Students tackle African poverty

November 1st, 2010

For almost 30 years Nottingham students and UK charity Tools For Self Reliance have helped some of the world’s poorest people to work themselves out of poverty.

UK-based charity Tools for Self Reliance (TFSR ) has praised the contribution of Nottingham students, while calling for continued support to give communities the tools required to build a sustainable income.

Students currently volunteer to repair some of the 50,000 tools that the charity sends to communities across Africa each year. On collection of the tools, recipients are also offered vocational and business skills training.

TFSR Publications Officer, Rob Wescott explained: “The volunteers at The University of Nottingham bring enthusiasm, energy and new ideas to the organisation. They challenge the old ways of thinking and help us to learn, evolve and stay relevant to young people in Africa.

“We want the students at Nottingham to continue to offer their time and energy to keep the flow of tools going. But it can go beyond refurbishing old tools. There are lots of other ways that students can get involved, from fundraising, profile raising and so on.”

Rob also believes that the work is of benefit to the volunteers themselves and is keen to encourage more students to get involved.
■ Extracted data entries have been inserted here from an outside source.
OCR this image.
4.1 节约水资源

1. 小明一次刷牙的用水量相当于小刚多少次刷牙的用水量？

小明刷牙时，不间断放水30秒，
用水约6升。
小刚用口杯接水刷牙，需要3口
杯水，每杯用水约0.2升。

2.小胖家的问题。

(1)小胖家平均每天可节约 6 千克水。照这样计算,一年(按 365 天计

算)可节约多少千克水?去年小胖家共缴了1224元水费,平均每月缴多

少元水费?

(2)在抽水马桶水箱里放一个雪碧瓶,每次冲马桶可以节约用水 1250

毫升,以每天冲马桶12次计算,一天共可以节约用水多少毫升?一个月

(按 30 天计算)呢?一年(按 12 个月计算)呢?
“In our experience Tools for Self Reliance delivers for its volunteers on several levels. It not only provides the knowledge and satisfaction that they’re helping others less fortunate than themselves, but it also offers new skills.”

Masters student Corrine Kirk, who has been splitting her time between psychology lectures and the TFRS workshop for over a year, agrees with Rob.

She said: “It’s really enjoyable. It’s so satisfying doing something this practical. There are short-term gains too. You get the satisfaction of making something. It’s a totally new experience for me. It’s good to know you’re doing something really, really rewarding.”